Shades of the Depression! When the federal government has to stop a run on a $13 billion bank by taking it over, you know that the nation's economy is in real trouble. But despite the Bank of New England failure (it should have been closed a year ago), a series of interviews reveals widespread disagreement among experts on just how bad a recession we face.

"I find the decline to date is about average. I would call it a typical, garden variety of recession," says former Federal Reserve Board governor Lyle Gramley. "Still, I have to say that the risks are on the downside." A deep recession, federal bank regulator L. William Seidman admits, would accelerate the pace of bank failures.

Investment banker Felix Rohatyn of Lazard Freres is a pessimist: "I have never been as uneasy about the outlook in 40 years. Everywhere you look, you see red lights blinking. I see something beyond recession, but short of depression."

But some experts are convinced that the anecdotal evidence of recession -- the horror stories of individual, company or regional problems -- is worse than the actual numbers. At the end of November, Federal Reserve Board Chairman Alan Greenspan said that "the world out there, whenever you look at the hard data, is not in as bad a shape as it feels."

The Brookings Institution's Charles Schultze says that "these anecdotes cause us to examine our position with more care, but having done so, our conclusion is that we face a moderate recession, a lot less than the one we had in 1981-82, with recovery getting underway {later} in 1991."

With the caveat that no single month's statistics is a sure guide, George Perry of Brookings points to the December labor force data as an indication that "the falling-off-the-cliff school doesn't look too good." Although the jobless rate jumped to 6.1 percent, total hours worked in December actually topped November's.

"What we've had is an economy where certain sectors were at a depression level, so the anecdotes {of major trouble} were quite real," Perry said. "Yet, they didn't add up to a lot of GNP."

Gramley cites credit as one area where the actual statistics don't look as bad as the anecdotal evidence. But even so, he admits, "This {credit situation} is different. We've never lived through a period {like this}. We look at it and wonder what it means." Rohatyn broods over the depletion of the domestic credit system, exacerbated now by Japan's and Germany's need to keep at home more of their capital "that we have been living off."

There are some positive elements in the economy that could lead to a turnaround. Business inventories are lean instead of fat, mortgage and other interest rates have come down (with the probability that the Federal Reserve can be expected to push them even lower) and a cheaper dollar helps make exports of American goods attractive. Economic Council Chairman Michael J. Boskin guesses that the worst of the decline has already been registered in 1990's final quarter.

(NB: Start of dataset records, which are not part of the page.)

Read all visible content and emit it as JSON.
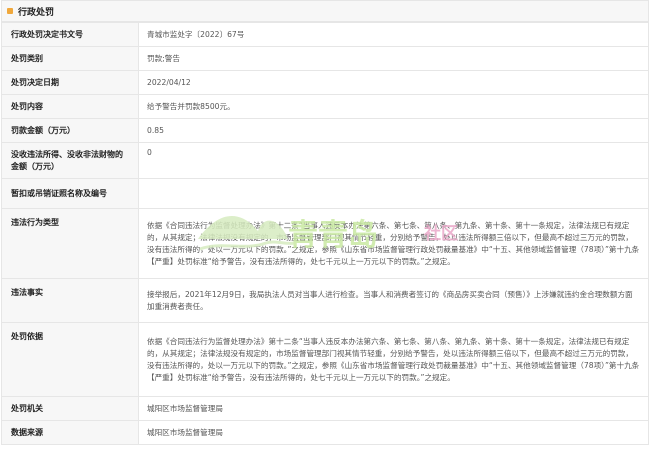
{
  "section": {
    "title": "行政处罚"
  },
  "rows": [
    {
      "label": "行政处罚决定书文号",
      "value": "青城市监处字〔2022〕67号"
    },
    {
      "label": "处罚类别",
      "value": "罚款;警告"
    },
    {
      "label": "处罚决定日期",
      "value": "2022/04/12"
    },
    {
      "label": "处罚内容",
      "value": "给予警告并罚款8500元。"
    },
    {
      "label": "罚款金额（万元）",
      "value": "0.85"
    },
    {
      "label": "没收违法所得、没收非法财物的金额（万元）",
      "value": "0"
    },
    {
      "label": "暂扣或吊销证照名称及编号",
      "value": ""
    },
    {
      "label": "违法行为类型",
      "value": "依据《合同违法行为监督处理办法》第十二条“当事人违反本办法第六条、第七条、第八条、第九条、第十条、第十一条规定，法律法规已有规定的，从其规定；法律法规没有规定的，市场监督管理部门视其情节轻重，分别给予警告，处以违法所得额三倍以下，但最高不超过三万元的罚款，没有违法所得的，处以一万元以下的罚款。”之规定，参照《山东省市场监督管理行政处罚裁量基准》中“十五、其他领域监督管理（78项）”第十九条【严重】处罚标准“给予警告，没有违法所得的，处七千元以上一万元以下的罚款。”之规定。"
    },
    {
      "label": "违法事实",
      "value": "接举报后，2021年12月9日，我局执法人员对当事人进行检查。当事人和消费者签订的《商品房买卖合同（预售）》上涉嫌就违约金合理数额方面加重消费者责任。"
    },
    {
      "label": "处罚依据",
      "value": "依据《合同违法行为监督处理办法》第十二条“当事人违反本办法第六条、第七条、第八条、第九条、第十条、第十一条规定，法律法规已有规定的，从其规定；法律法规没有规定的，市场监督管理部门视其情节轻重，分别给予警告，处以违法所得额三倍以下，但最高不超过三万元的罚款，没有违法所得的，处以一万元以下的罚款。”之规定，参照《山东省市场监督管理行政处罚裁量基准》中“十五、其他领域监督管理（78项）”第十九条【严重】处罚标准“给予警告，没有违法所得的，处七千元以上一万元以下的罚款。”之规定。"
    },
    {
      "label": "处罚机关",
      "value": "城阳区市场监督管理局"
    },
    {
      "label": "数据来源",
      "value": "城阳区市场监督管理局"
    }
  ],
  "watermark": {
    "text": "青青岛",
    "sub": "社区"
  }
}
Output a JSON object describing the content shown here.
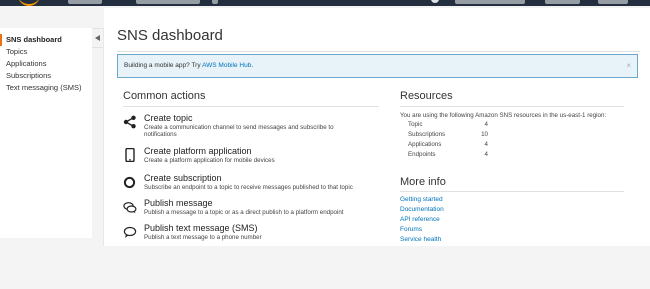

Yet it is difficult for anyone, including those who see only a moderate recession, to build a scenario that restores the economy quickly to a sustained period of vigorous economic growth. The federal budget deficit is huge, and a future tax increase to pay for the costs of Desert Shield and the S&L/bank bailouts looms on the not-so-distant horizon.

There is no blinking the reality of an overbuilt real estate market that helped precipitate the crisis among financial institutions. Even relative optimist Perry grants that commercial real estate is in its own depression: "It'll be a long time before anyone builds a commercial building again." Lenders are super-cautious in extending new credit for any purpose. And state and local governments are being forced to cut services and lay off workers.

What's more, although the rise in unemployment during the past year has primarily hit production workers, a severe crisis in the financial and business-services industries has had an early impact on white-collar jobs for the first time.

The showdown with Saddam Hussein further clouds the outlook. If there is no war -- or, at worst, only a short one -- most anticipate a revival of consumer and business confidence. If there is a protracted war, all bets are off.

But even a quick end to the Gulf crisis won't end the troubles of the economy. Lee Price of the Joint Economic Committee staff says, "We can't get back to 3 to 4 percent real growth until we write off some of the debt overload -- junk bonds, real estate and so on. We can have a short, shallow recession, but we can stay at a sluggish level for a long time."

So how will the recession of 1990-91 wind up? Better not to ask. John Kenneth Galbraith, testifying Monday before a Senate Labor subcommittee, said that in forecasting recession, there are two kinds of economists: "There's the kind that doesn't know, and then there's the kind that doesn't know that it doesn't know."